Sometimes non-Japanese directors tell stories on the big screen that Japanese filmmakers and studios shy away from. Sometimes, these reasons are political.

“Mishima: A Life in Four Chapters” was Paul Schrader’s 1985 biopic about the celebrated and nationalist author Yukio Mishima, who ended his life in 1970 by seppuku after urging members of the Self-Defense Force to overturn Japan’s pacifist Constitution. Though critically well-received in the West, “Mishima” was never released in Japan due in part to objections by Mishima’s widow to the film’s depiction of his homosexuality.

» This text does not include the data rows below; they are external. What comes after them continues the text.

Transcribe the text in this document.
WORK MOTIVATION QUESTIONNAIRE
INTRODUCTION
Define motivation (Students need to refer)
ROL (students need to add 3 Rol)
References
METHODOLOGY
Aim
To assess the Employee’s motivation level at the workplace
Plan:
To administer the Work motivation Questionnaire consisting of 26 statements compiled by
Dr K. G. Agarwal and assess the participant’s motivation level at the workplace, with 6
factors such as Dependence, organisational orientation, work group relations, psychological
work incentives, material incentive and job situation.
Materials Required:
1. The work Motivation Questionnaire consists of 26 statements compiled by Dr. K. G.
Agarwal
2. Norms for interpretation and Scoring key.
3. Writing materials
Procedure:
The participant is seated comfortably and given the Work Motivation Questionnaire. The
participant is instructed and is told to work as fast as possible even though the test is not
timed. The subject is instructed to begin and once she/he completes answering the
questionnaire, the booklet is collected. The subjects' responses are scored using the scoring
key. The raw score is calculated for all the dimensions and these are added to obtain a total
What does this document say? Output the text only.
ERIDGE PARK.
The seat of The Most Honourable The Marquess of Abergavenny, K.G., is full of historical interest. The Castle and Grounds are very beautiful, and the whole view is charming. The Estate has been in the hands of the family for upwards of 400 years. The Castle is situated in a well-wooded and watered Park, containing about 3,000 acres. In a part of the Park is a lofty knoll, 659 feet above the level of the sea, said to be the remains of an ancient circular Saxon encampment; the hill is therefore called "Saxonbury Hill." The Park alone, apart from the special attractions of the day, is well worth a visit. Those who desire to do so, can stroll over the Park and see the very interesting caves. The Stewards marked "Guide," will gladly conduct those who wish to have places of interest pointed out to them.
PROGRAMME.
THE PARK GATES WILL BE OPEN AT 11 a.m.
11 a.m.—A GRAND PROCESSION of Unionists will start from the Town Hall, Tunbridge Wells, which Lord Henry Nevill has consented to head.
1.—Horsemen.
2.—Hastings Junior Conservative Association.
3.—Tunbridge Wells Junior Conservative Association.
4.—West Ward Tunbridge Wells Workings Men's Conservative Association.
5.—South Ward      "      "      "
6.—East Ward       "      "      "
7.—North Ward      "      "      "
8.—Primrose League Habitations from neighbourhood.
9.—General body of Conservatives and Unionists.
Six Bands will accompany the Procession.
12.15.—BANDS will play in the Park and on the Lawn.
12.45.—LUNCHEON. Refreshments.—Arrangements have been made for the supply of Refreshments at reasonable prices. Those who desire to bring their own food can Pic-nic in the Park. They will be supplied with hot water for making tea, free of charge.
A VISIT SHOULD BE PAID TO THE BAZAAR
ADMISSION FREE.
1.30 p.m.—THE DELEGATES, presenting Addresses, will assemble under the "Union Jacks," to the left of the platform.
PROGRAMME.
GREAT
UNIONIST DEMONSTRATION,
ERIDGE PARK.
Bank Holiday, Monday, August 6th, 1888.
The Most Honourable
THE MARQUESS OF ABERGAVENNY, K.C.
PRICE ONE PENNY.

The latest non-Japanese director to make a biographical film about a similarly touchy subject is Arthur Harari with “Onoda: 10,000 Nights in the Jungle,” which premiered in the Cannes Un Certain Regard section earlier this year. Famous as the last native Japanese soldier to surrender after World War II (Teruo Nakamura, a Taiwanese-Japanese soldier, held out a few months longer), Hiroo Onoda received a hero’s welcome in Japan on his 1974 return from the island of Lubang in the Philippines, where he had spent three decades. Later revelations that Onoda had killed Filipino civilians tarnished his reputation, however, and his decision to leave Japan for Brazil in 1975, after becoming disappointed in the weakening of traditional values among his countrymen, took even more of the shine off his celebrity.